Герой вышел из тумана, вынул из кармана блокнот и сделал соответствующую запись.

— Мы наведем в этом вопросе порядок, — пообещал он, делая еще один шаг вперед. Одинокий кирпич, покачавшись, сорвался вниз и ударил героя по голове. Работницы ахнули.

— На самотек не пустим, — закончил Ахилл и твердой поступью вошел на склад готовой продукции. Кирпич он стряхнул одним движением могучей шеи. В наступившей тишине отчетливо раздавался отчаянный стук молотков из соседнего тарного цеха. Работницы-амазонки потрясение молчали.

Осмотрев на складе мощные пирамиды двухтонных дисков для метания (наследство бывшего начальника), неуязвимый Ахилл направился к своему кабинету. На пороге он обернулся.

— Надеюсь, все поняли, что условия труда в цехе жизни не угрожают. В любом случае, мы составим график необходимых мероприятий. Все жалобы будете подавать мне лично, согласно этому графику. Вопросы есть?

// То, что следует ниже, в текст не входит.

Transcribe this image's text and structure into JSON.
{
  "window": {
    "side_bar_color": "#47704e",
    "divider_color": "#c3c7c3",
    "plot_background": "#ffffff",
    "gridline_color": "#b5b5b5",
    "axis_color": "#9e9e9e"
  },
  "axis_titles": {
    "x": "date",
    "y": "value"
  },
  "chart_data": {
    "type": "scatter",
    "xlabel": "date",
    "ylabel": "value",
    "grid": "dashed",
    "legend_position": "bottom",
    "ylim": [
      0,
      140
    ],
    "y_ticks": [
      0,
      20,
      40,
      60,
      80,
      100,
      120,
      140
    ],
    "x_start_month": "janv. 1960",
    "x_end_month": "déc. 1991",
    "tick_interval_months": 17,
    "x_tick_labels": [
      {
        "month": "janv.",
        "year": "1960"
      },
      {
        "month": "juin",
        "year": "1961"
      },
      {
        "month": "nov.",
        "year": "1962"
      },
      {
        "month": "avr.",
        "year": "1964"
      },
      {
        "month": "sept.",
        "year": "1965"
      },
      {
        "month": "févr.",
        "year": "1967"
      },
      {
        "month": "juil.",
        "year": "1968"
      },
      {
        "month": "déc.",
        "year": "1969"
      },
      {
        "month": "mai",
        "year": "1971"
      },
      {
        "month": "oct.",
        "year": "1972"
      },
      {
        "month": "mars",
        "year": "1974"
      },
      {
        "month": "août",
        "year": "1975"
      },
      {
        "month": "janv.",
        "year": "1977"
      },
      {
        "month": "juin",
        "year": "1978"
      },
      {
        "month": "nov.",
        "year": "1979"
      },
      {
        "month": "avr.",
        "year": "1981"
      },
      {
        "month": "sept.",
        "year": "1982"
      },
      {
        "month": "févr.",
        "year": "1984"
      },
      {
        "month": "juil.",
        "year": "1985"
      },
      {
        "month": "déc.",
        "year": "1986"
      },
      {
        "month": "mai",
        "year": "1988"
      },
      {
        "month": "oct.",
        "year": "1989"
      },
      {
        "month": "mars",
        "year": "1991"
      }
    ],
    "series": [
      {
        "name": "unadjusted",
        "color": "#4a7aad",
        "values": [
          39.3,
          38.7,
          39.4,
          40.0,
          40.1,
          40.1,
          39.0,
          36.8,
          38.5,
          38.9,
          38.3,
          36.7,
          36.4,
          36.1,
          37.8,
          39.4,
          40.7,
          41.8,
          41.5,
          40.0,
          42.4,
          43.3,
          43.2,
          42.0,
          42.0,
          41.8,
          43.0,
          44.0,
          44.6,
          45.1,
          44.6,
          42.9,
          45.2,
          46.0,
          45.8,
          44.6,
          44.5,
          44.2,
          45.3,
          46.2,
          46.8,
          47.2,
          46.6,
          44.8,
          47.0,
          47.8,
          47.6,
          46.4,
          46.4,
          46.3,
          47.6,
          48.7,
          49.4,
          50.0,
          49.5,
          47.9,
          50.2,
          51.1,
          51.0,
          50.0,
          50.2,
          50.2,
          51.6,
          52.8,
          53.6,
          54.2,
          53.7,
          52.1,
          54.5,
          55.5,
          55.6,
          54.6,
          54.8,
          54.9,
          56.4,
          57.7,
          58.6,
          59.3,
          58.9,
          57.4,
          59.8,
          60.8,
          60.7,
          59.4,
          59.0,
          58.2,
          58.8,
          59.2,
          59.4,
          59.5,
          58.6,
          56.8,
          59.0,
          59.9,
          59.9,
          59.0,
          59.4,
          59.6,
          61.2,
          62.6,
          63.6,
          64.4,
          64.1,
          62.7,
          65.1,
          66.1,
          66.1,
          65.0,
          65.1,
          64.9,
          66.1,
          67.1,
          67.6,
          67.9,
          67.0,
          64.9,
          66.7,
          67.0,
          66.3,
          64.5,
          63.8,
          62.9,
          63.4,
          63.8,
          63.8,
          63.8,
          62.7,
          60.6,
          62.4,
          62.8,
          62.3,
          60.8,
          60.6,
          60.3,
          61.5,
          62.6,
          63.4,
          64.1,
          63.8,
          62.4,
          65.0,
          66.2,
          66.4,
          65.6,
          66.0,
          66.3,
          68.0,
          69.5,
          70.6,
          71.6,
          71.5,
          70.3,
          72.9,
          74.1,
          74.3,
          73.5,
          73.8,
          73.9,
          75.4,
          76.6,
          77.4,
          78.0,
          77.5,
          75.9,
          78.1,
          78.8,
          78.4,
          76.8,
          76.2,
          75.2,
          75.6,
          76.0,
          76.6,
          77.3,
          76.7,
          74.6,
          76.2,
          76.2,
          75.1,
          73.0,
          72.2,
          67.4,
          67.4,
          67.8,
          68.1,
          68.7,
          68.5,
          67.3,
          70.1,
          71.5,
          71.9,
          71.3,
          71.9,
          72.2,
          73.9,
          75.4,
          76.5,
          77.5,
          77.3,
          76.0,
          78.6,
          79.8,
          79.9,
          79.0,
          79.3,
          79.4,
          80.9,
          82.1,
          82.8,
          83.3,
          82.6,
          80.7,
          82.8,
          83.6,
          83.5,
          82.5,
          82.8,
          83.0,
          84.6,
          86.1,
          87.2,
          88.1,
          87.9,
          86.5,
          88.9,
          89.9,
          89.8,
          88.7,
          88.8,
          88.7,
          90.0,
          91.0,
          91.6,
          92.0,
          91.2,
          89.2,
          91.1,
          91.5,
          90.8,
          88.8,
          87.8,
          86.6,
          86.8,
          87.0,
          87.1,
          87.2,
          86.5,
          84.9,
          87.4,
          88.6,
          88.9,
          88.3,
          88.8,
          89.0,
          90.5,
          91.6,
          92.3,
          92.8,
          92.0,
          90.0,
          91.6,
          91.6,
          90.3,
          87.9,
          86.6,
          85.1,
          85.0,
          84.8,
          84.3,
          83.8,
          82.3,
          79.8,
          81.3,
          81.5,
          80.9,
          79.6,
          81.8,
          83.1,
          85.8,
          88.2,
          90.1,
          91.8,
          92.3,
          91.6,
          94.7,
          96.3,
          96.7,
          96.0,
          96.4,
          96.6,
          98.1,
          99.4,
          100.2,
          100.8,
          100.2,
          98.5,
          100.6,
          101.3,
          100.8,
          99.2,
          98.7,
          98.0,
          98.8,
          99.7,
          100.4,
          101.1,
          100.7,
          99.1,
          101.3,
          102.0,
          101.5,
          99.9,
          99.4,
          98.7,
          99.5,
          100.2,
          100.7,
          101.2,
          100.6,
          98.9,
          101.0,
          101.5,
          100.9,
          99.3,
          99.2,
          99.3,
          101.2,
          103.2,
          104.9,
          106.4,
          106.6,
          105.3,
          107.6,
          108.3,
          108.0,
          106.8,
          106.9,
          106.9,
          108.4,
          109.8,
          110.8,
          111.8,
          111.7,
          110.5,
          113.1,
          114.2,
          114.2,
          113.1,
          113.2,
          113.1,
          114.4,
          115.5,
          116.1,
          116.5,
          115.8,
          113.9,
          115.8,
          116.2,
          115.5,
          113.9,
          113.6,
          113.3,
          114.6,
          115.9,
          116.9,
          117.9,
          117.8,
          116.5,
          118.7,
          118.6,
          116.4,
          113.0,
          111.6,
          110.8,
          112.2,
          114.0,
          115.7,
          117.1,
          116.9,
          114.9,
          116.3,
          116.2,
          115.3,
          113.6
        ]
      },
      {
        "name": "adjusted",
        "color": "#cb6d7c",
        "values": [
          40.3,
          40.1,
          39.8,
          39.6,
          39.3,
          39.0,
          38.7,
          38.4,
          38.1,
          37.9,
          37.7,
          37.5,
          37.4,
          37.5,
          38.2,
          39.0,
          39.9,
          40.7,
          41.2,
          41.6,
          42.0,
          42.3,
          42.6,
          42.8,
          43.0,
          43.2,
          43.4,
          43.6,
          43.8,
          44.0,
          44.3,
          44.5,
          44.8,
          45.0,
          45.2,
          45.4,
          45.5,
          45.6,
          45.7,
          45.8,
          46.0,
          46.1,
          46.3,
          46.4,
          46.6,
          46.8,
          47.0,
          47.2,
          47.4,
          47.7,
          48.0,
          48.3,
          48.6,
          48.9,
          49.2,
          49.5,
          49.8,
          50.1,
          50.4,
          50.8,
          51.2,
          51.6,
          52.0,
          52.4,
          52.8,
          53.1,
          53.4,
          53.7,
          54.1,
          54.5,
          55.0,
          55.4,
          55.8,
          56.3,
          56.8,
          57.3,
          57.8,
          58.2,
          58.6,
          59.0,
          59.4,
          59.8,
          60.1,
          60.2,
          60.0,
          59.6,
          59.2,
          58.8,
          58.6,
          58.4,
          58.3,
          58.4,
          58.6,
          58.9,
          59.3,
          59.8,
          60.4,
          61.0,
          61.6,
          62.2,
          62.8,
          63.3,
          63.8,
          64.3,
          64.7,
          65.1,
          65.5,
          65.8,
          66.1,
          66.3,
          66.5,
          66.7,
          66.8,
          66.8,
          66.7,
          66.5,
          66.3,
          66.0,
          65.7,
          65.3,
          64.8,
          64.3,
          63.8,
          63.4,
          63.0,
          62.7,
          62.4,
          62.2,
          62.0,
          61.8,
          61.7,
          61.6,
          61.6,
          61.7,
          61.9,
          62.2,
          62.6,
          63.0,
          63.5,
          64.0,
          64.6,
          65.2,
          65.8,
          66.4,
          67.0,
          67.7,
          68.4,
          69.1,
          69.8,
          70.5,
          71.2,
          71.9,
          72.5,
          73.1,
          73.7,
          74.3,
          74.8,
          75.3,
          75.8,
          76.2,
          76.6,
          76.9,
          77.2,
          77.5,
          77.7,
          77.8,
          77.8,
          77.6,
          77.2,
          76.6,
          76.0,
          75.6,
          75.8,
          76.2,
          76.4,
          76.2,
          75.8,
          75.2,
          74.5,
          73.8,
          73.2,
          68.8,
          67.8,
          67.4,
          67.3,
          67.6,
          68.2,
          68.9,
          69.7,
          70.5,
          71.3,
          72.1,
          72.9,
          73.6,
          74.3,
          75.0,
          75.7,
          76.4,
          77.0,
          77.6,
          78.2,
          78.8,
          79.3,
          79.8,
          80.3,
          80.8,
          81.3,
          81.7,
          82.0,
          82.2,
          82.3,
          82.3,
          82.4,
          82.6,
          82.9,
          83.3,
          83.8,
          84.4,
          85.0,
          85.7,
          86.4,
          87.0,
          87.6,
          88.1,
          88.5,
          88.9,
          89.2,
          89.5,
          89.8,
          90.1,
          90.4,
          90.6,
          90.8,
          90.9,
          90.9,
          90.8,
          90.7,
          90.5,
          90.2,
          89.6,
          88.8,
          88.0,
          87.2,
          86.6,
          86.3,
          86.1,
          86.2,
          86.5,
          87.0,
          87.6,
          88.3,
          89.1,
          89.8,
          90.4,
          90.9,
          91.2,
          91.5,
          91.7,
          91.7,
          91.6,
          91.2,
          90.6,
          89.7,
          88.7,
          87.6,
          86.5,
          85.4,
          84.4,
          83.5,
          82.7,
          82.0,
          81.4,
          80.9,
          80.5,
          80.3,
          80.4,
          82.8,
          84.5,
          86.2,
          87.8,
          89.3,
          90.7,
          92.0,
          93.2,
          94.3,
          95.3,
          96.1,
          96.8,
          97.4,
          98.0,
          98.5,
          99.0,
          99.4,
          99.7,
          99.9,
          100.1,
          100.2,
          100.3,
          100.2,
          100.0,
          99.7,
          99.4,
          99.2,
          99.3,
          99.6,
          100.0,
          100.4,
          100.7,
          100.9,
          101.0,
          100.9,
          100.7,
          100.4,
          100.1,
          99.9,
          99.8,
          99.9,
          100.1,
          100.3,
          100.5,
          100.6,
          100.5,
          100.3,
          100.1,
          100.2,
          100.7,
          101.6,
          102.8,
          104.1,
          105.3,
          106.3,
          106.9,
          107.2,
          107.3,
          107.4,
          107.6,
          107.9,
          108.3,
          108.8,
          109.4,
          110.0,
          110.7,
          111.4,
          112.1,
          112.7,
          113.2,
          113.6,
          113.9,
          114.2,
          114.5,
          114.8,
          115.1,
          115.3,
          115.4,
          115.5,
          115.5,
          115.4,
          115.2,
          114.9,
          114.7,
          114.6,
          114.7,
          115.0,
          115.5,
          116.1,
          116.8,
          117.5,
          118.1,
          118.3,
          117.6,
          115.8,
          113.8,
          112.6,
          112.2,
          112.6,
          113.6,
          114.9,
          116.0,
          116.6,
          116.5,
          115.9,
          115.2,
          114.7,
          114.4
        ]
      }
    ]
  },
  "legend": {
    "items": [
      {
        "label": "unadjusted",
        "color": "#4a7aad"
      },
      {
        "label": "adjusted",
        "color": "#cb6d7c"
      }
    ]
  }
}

Неуязвимый Ахилл твердо взирал на собравшихся, гневный и прекрасный. Воинственно сверкали доспехи героя — двойной кованый щит с девизом «Помни технику безопасности!», начищенные поножи, толстый стеганый хитон с подложенными вниз пачками многотиражной газеты «Боги жаждут»… Голову начальника цеха защищал боевой шлем с высоким гребнем из конского волоса.

— Вопросы есть? — повторил герой. Коллектив безмолвствовал.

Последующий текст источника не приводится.